Question

The function $f$ defined by $f\left(x\right)=4x^4-2x+1$ is increasing for

• A. $x<1$
• B. $x>0$
• C. $x<\frac{1}{2}$
• D. $x>\frac{1}{2}$

Answer 1

The correct option is D

$x>\frac{1}{2}$

Explanation for the correct option

Given function, $f\left(x\right)=4x^4-2x+1$.

Differentiate the given function with respect to $x$.

$\begin{array}{rcl}\frac{\mathrm{d}}{dx}\left[f\left(x\right)\right]& =& \frac{d}{dx}\left(4x^4-2x+1\right)\\ & =& \frac{d}{dx}\left(4x^4\right)+\frac{d}{dx}\left(-2x\right)+\frac{d}{dx}\left(1\right)\left[\because \frac{\mathbf{d}}{\mathbf{d}\mathbf{x}}\mathbf{(}\mathbf{u}\mathbf{\pm }\mathbf{v}\mathbf{)}\mathbf{=}\frac{\mathbf{d}\mathbf{u}}{\mathbf{d}\mathbf{x}}\mathbf{\pm }\frac{\mathbf{d}\mathbf{v}}{\mathbf{d}\mathbf{x}}\right]\\ & =& \left(4\times 4x^3\right)-\left(2\times 1\right)+0\\ & =& 16x^3-2\end{array}$

Now, for increasing intervals $\mathit{f}\mathbf{\text{'}}\mathbf{\left(}\mathbf{x}\mathbf{\right)}\mathbf{>}\mathbf{0}$.

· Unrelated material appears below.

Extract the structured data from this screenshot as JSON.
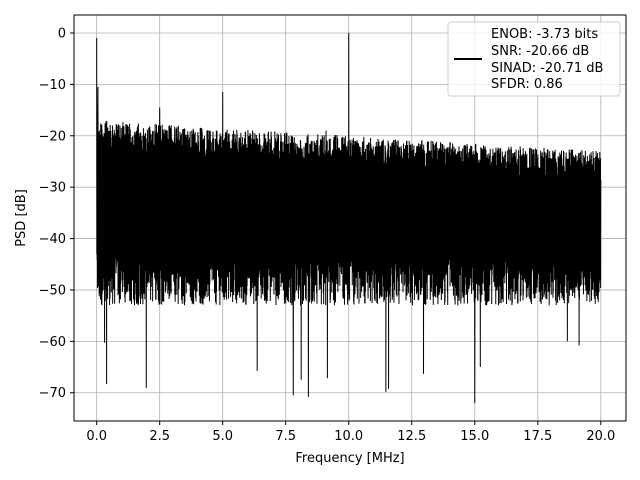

$$\begin{gathered} \Rightarrow 16x^3-2>0 \\ \Rightarrow x^3>\frac{2}{16} \\ \Rightarrow x^3>\frac{1}{8} \\ \Rightarrow x>\sqrt[3]{\frac{1}{8}} \\ \Rightarrow x>\frac{1}{2} \end{gathered}$$

Therefore, the function $f\left(x\right)=4x^4-2x+1$ is increasing for $x>\frac{1}{2}$.

Hence, $x>\frac{1}{2}$ and therefore the correct option is (D).